Prices fell 0.2 percent last month from May, without adjusting for seasonal factors, the statement showed. Inflation was 4.5 percent in May, according to previously reported data.
The Monetary Authority of Singapore raised its inflation forecast for this year last week, citing higher home rental and transportation costs.
The city-state’s currency has appreciated to unprecedented levels since the central bank said in April it would allow further appreciation to tame price gains, the third monetary tightening in a year.
Singapore’s consumer prices may climb 4 percent to 5 percent this year, higher than a previous forecast of 3 percent to 4 percent, central bank managing director Ravi Menon said on Thursday last week.
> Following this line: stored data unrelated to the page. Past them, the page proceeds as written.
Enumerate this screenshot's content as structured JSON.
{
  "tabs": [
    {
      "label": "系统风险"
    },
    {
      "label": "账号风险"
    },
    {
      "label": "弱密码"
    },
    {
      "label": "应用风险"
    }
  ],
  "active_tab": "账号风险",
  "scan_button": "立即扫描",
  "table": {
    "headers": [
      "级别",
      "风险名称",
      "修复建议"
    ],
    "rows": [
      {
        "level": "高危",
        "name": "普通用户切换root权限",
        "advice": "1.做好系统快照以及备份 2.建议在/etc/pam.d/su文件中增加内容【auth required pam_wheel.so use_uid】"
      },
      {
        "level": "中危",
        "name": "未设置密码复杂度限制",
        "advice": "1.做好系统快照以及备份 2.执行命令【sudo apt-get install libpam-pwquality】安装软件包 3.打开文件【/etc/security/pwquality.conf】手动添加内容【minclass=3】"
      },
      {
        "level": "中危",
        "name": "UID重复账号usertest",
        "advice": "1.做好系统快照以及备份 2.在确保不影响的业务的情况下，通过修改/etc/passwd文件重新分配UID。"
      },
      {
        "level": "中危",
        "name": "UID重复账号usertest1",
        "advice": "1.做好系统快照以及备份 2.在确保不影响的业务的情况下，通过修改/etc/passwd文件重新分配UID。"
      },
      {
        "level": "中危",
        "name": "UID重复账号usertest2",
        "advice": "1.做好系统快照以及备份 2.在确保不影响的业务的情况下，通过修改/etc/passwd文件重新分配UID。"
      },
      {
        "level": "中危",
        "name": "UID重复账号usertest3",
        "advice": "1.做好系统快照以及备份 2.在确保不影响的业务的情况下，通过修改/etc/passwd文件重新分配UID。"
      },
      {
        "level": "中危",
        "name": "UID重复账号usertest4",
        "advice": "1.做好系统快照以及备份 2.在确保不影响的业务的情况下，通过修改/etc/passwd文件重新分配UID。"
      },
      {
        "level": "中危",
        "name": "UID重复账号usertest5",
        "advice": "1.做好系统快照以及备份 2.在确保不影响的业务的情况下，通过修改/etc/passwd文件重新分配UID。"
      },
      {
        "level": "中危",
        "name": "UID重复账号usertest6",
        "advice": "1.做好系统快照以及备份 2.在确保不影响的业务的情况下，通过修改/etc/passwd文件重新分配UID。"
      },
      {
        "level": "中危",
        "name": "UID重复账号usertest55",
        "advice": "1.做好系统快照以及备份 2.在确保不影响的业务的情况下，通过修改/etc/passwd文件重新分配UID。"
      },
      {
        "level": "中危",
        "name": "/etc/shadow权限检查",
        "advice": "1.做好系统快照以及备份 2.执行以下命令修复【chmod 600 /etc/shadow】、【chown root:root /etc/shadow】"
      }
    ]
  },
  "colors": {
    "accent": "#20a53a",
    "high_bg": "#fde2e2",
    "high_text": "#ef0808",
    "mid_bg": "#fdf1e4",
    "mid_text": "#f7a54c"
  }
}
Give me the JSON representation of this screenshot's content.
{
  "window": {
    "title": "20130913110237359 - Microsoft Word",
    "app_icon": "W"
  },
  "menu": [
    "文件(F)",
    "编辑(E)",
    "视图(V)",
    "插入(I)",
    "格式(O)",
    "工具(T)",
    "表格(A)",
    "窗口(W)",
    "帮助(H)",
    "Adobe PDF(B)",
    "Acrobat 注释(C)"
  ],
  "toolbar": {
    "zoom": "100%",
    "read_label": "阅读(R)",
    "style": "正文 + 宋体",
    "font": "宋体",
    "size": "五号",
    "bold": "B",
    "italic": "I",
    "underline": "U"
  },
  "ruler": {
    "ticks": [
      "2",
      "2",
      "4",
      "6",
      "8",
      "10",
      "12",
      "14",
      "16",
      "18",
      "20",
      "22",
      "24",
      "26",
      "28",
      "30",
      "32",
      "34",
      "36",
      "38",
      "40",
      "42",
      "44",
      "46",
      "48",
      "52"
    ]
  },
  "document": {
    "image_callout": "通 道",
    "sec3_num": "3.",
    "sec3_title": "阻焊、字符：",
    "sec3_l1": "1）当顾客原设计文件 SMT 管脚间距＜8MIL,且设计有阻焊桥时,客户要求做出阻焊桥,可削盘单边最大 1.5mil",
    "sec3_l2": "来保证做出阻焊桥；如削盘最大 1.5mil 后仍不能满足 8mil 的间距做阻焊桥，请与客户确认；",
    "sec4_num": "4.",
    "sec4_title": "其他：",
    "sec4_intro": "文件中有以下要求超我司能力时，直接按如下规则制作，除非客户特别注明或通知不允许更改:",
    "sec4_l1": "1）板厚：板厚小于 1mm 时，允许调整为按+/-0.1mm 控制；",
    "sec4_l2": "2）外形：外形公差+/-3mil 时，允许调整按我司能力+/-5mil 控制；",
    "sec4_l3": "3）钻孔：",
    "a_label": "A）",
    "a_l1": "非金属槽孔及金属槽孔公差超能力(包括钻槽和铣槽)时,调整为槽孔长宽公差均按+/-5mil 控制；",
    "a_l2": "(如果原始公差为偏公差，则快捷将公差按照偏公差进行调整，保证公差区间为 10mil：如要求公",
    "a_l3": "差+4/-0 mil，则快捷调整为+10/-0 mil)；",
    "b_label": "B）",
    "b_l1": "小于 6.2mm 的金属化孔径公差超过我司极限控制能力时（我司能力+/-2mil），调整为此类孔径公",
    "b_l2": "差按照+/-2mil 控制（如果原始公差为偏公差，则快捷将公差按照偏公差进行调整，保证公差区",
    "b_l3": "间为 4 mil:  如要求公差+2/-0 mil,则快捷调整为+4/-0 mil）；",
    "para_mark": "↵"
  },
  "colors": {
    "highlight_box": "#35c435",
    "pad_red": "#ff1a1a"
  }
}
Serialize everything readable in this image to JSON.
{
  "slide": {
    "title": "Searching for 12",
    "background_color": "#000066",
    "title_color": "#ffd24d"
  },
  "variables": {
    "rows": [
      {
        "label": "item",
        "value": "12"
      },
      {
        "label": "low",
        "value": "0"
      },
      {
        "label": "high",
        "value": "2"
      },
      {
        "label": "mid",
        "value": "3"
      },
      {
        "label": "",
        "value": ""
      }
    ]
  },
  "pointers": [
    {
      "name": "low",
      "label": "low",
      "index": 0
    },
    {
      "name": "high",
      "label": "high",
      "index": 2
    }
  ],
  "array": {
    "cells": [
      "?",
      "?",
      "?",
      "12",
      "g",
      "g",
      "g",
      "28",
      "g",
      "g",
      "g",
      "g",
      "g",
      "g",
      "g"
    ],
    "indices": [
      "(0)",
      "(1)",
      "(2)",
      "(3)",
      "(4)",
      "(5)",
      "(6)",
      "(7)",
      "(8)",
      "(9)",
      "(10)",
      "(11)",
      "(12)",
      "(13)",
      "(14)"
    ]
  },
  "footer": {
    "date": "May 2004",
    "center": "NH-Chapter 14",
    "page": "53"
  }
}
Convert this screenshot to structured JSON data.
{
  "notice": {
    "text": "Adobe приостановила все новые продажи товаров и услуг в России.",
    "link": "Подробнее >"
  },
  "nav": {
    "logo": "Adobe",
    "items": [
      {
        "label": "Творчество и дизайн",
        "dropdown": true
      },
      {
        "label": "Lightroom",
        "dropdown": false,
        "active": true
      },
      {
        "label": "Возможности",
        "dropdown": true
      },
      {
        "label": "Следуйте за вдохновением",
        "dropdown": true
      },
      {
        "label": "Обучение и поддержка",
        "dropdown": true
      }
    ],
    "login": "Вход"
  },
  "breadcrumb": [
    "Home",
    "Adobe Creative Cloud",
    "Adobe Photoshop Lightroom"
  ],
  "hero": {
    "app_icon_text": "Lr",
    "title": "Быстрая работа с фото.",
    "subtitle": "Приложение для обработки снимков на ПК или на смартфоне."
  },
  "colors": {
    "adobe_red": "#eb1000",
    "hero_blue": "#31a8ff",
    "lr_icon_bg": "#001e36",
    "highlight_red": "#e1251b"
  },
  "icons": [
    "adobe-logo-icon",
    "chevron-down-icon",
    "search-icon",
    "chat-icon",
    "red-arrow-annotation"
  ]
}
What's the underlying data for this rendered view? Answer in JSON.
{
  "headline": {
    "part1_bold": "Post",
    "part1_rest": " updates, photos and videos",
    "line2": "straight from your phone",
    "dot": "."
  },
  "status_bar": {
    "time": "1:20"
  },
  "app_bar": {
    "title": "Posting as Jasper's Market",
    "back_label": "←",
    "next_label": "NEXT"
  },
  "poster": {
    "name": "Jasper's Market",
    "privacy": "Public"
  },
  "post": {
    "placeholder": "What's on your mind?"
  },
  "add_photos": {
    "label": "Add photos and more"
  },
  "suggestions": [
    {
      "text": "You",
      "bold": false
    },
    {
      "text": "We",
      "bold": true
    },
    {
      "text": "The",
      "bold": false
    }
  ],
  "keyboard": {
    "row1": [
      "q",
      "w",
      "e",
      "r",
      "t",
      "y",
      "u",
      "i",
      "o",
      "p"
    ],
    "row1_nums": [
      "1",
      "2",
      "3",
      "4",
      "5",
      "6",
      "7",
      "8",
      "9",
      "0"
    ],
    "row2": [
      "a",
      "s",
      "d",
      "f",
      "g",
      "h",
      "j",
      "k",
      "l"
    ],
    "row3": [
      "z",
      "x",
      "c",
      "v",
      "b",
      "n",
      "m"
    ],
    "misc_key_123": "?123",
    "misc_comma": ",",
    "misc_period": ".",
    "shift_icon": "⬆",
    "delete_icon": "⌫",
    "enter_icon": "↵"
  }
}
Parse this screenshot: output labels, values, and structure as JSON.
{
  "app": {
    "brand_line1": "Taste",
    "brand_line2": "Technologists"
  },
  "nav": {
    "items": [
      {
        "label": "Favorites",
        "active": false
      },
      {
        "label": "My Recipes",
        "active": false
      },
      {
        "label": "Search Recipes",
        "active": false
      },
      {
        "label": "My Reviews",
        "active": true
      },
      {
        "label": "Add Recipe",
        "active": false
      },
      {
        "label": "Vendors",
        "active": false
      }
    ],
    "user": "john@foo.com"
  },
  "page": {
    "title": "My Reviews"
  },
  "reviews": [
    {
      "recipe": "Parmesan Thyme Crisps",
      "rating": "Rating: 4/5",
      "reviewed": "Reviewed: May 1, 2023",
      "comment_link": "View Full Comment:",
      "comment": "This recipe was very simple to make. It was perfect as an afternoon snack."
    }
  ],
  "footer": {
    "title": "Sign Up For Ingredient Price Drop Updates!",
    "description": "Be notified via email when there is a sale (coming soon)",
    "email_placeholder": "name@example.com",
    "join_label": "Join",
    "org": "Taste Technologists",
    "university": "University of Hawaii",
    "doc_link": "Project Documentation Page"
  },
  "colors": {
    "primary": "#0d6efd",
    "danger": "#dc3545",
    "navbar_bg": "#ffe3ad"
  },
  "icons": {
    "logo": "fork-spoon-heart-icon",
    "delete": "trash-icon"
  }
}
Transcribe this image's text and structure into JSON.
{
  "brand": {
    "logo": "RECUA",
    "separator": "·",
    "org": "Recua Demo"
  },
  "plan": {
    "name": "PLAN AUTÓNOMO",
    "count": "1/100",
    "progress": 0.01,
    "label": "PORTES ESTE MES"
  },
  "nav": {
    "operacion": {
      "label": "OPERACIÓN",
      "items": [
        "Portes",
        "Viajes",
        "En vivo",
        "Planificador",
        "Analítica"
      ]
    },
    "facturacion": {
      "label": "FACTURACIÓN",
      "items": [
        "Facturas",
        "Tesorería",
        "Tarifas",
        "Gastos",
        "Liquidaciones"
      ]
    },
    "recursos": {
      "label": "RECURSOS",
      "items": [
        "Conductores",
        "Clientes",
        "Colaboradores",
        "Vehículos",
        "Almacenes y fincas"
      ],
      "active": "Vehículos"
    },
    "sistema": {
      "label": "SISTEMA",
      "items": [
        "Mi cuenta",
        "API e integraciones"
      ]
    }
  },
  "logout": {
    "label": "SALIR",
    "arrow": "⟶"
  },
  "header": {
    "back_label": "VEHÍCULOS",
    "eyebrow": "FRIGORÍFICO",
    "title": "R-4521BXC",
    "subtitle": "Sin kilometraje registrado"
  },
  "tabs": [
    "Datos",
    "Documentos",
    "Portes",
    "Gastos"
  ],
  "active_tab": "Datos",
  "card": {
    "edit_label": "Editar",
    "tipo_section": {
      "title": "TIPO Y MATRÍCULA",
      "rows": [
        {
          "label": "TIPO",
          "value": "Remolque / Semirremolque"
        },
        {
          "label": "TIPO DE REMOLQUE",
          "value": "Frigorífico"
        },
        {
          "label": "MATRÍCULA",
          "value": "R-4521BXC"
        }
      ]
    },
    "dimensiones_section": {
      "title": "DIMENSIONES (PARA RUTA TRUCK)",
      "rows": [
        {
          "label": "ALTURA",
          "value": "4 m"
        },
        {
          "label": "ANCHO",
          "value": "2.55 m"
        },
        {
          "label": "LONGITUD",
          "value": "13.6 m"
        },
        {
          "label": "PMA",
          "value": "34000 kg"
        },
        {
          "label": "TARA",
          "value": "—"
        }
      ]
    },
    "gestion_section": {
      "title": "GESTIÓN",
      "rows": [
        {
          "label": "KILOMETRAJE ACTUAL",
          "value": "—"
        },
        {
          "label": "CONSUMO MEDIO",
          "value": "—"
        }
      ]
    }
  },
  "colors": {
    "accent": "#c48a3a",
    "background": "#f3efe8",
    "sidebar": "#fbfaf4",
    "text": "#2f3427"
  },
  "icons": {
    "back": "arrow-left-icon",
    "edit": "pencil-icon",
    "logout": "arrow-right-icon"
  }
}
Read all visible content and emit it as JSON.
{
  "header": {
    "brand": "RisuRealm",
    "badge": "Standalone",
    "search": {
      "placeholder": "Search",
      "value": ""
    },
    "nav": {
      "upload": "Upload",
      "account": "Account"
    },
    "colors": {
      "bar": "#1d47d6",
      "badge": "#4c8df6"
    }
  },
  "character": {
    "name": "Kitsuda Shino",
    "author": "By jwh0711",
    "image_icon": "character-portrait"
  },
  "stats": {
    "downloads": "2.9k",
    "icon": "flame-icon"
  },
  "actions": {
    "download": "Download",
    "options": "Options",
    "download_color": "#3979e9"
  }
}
Singapore, which uses the exchange rate as its main tool to manage inflation, said in April it would re-center the currency’s trading band higher.
The Singapore dollar has gained more than 13 percent against the US currency in the past year to be the best performer in Asia excluding Japan. It traded at S$1.2081 to the dollar at 12:28pm.
Meanwhile, currency-trading volumes averaged US$361.5 billion a day in April, a 14 percent increase from October, a survey by the Singapore Foreign Exchange Market Committee showed.
Traditional spot trading, outright forwards and foreign--exchange swaps averaged US$314.2 billion per day, compared with US$278.4 billion in October, according to the survey released yesterday.
Total volumes rose 32 percent. Daily turnover of derivatives, comprising currency swaps and options, increased 20 percent to US$47.2 billion from October, although declining 0.1 percent from April last year, the survey showed.
The semi-annual survey is based on data compiled from the trading desks of 30 financial institutions and supported by the Monetary Authority of Singapore.